Considering some ways forward.
Meta-evaluation – with the necessary scope to consider foundational issues.
Speculation – in terms of donating to organisations that have certain values compatible with EA and that could provide a counter-point to the dominant position of utilitarian welfare groups within EAA and the broader animal movement. Given many people would not have the time to look beyond ACE top charities there could be a standardised form of offsetting or hedging based on ACE metrics.
Democratisation / accountability – EAA might consider whether the role of CEO at ACE could be limited in duration, and the potential value of rotating this role. I am also uncertain whether the advisory board is sufficiently diverse, and it appears there is reasonable scope for improvement.
Modelling – commit resources to modelling EAA in a way that is more inclusive, whilst fostering relations between people who aren’t utilitarian or associated with the welfare movement.
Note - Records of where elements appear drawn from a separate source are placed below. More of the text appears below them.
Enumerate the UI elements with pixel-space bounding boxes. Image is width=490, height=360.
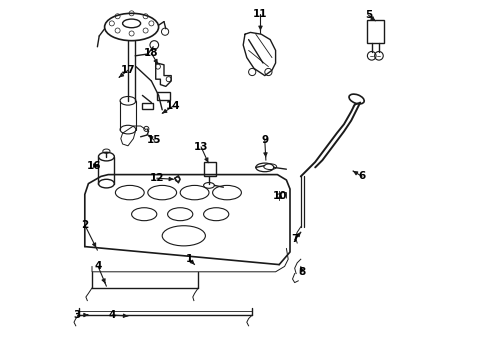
Text: 17: 17 xyxy=(121,65,135,75)
Text: 11: 11 xyxy=(253,9,268,19)
Text: 15: 15 xyxy=(147,135,162,145)
Bar xyxy=(204,162,216,176)
Bar xyxy=(143,103,153,109)
Text: 4: 4 xyxy=(95,261,102,271)
Text: 13: 13 xyxy=(194,142,208,152)
Text: 6: 6 xyxy=(358,171,366,181)
Text: 18: 18 xyxy=(144,48,159,58)
Text: 16: 16 xyxy=(87,161,102,171)
Text: 8: 8 xyxy=(298,267,305,277)
Text: 9: 9 xyxy=(261,135,269,145)
Text: 14: 14 xyxy=(166,101,180,111)
Bar xyxy=(368,20,384,43)
Text: 4: 4 xyxy=(109,310,116,320)
Text: 2: 2 xyxy=(81,220,88,230)
Text: 1: 1 xyxy=(186,254,193,264)
Text: 5: 5 xyxy=(365,10,372,20)
Bar xyxy=(157,92,171,100)
Text: 3: 3 xyxy=(73,310,80,320)
Text: 10: 10 xyxy=(273,191,288,201)
Text: 7: 7 xyxy=(291,234,298,244)
Text: 12: 12 xyxy=(149,173,164,183)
In this way it might be the case that EAA doesn’t tread on toes as a matter of course (for example, where non-welfare ‘abolitionists’ are referred to as extremist, fundamentalist, puritan, dogmatic absolutists). I also think there could be some adjustment around institutional intervention (particularly in relation to reflecting corporate organisation and hierarchy[iii]) and individual ‘mainstream’ messaging, to further consideration of social movements which emphasise shared meanings and respectful characterisation that would also relate to EA guiding principles.
Representation and diversity – emphasis on inclusion at EA Global and related events so that attendees can benefit from multiple perspectives.
[i] In this article diversity refers to the inclusion of people from traditionally marginalised groups who have been discriminated against, and also to the diversity of value systems that are reasonably compatible with Effective Altruism. I do this because both are important, and one without the other could be tokenistic in the sense women could espouse on behalf of a patriarchal movement, or we could have white men espousing on behalf of ideological diversity.
[ii] ‘The concentration of wealth leads to the concentration of power.’ Noam Chomsky.
[iii] Note for instance comparisons that could be made with the work of Robert Jackall in the book ‘Moral Mazes: The World of Corporate Managers’.